The Nightingale definitely isn’t a monitor that’s hard to get to loud volumes, but it to me is a monitor that’s hard to drive right. It is a planar magnetic IEM after all. I have tested it with my inventory of Digital Audio Players and found that only the Lotoo PAW Gold Touch came close to driving it properly. Other than that I would suggest taking a source with decent power to amplify the Nightingale right.
Lotoo – PAW Gold Touch
The PAW Gold Touch delivers a very clean and neutral signal to the Nightingale. With all settings turned off, it sounds very coherent with good extension. Bass is slow and a little boomy. It has good texture and a snappy sound to it.
There is good resolution in the midrange, where instruments are well placed in the room. Every musician knows his place. The darker sounding Nightingale blends in really well with the reference tuned Lotoo. You get a nice organic touch in the entire spectrum, with excellent body and weight. A vibrant lower midrange and a smooth mid-mid segment.
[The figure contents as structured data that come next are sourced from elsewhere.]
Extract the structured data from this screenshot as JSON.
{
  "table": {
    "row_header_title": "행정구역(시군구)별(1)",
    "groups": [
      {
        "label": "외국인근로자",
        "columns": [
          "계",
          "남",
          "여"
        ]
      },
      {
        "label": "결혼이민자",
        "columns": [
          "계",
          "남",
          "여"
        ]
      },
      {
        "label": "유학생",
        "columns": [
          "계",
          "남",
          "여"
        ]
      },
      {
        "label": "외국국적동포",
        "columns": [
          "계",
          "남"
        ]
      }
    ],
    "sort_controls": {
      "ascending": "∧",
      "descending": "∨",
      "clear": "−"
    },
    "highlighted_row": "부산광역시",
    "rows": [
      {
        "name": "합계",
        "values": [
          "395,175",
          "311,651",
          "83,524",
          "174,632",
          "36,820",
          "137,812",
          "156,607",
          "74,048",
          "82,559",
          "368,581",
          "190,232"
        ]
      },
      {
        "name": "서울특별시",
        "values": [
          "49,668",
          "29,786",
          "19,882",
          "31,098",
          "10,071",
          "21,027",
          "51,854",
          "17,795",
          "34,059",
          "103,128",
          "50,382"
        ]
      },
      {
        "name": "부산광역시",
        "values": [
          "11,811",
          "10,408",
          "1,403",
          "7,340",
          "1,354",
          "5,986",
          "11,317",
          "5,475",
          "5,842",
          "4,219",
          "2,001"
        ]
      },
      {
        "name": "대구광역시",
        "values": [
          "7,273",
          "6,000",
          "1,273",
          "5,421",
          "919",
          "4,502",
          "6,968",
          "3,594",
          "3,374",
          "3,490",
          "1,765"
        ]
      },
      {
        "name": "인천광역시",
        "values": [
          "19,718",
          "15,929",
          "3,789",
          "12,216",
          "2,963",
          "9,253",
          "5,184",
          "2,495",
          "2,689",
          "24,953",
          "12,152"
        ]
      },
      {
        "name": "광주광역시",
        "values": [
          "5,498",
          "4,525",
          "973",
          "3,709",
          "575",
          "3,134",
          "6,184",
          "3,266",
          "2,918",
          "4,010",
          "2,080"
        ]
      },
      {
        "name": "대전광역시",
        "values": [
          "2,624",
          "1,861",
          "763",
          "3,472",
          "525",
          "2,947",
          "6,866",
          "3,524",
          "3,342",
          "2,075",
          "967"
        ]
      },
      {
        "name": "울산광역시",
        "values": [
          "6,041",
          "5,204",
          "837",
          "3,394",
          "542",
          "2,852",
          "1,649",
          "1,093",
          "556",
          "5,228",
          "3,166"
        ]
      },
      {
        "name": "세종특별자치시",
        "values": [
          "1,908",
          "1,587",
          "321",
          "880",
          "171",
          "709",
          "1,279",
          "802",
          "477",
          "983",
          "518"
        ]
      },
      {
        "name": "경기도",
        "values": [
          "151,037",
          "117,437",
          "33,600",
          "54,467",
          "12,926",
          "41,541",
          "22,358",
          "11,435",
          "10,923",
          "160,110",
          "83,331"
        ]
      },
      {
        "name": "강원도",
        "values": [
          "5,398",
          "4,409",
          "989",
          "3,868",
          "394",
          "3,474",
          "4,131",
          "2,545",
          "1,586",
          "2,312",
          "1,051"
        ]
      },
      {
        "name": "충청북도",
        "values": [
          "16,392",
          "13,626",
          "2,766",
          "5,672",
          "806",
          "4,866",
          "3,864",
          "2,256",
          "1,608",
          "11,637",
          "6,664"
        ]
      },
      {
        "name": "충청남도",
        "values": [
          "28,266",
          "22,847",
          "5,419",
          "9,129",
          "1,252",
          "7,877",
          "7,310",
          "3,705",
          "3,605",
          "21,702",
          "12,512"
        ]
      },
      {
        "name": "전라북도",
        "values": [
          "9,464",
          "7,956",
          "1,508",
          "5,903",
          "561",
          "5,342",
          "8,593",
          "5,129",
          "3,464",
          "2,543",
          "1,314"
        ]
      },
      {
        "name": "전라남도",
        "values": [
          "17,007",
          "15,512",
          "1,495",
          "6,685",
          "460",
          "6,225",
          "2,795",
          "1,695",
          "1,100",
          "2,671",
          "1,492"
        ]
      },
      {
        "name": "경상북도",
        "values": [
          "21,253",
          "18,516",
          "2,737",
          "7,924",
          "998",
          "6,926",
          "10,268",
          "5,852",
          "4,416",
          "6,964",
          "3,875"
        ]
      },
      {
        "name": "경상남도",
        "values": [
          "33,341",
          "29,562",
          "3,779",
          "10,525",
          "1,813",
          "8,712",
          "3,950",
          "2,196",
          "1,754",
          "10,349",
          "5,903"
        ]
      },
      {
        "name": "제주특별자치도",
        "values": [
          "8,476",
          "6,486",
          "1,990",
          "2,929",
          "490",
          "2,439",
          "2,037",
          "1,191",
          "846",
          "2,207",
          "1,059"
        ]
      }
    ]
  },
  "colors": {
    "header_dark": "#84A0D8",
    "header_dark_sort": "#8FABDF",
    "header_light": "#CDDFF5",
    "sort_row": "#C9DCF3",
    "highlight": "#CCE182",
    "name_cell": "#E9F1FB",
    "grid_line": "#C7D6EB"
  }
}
Upper mids and treble are recessed and laid back. Brighter instruments can be the victim of the lower midrange and bass, where these clearly are in focus. However, it is not like highs are completely off, no, they just need some extra attention.
Chord Electronics – Hugo2
The Hugo2 is one of my top picks for transportable DAC/amps. It delivers heaps of details to the Nightingale, which I missed before. The resolution is wonderful and the same goes for instrumental separation and imaging.
Bass has good control with a tight grip. It is fast and dynamic, with good extension and texture. You still get a stirring low end that will make you tap your feet.
Midrange has high resolution, excellent accuracy and spot on imaging. There is sufficient transparency and air brought in from the Hugo2. Instruments sound open and have good air around them. The sound stage is probably the widest of any pairing I’ve heard during the review time.
The Hugo2 has a brighter signature to begin with, and that is audible when pairing it with the Nightingale. The AAW’s treble becomes more agile and crisper. Highs are brighter than before and this gives the AAW more air and better detailing.
Woo Audio – WA11
The WA11 is a prime example of how to make a portable amplifier right. I have paired it here with the SP1000M and their balanced in/outputs.
You get a faster sounding low end with great control. Mid and upper bass have wonderful body and texture with a tighter grip around their neck. Bass is well controlled and dynamic.
Instruments are lush and full, with good body, texture and emotions. Singers ave good air in their voices, so they don’t sound compressed or closed in. The upper mid segment does come out nicer with the WA11 than on any other pairing I’ve tried.
The WA11 delivers excellent layering and imaging to the Nightingale, where the sound stands out from a dark background. Instruments and vocalists are highlighted very well on the WA11, where they get good amounts of richness to sound seductive and pleasing.
The overall tonality still is on the warmer side, but to me treble comes out the best when paired with the Woo Audio amplifier.
AAW’s first ever planar magnetic IEM has been in development for quite a while, there have been some revisions seen at different shows world wide, but with this one, AAW was content.
Nightingale has excellent build, comes in a great looking wooden transport box and on top, sounds very nice as well. It has a rather balanced sound with a darkish tendency and if you like headphones like the LCD-2 or similar sounding products, chances are you might really enjoy the AAW too!
If you plan to use the Nightingale with a DAP, please keep in mind, there are better options out there. I firmly suggest using an amplifier with good power to really get the Nightingale to its peak. With insufficient voltage it can not hold up to its potential. Try it with something like the WA11 by Woo Audio and you’ll see how well the Nightingale can perform.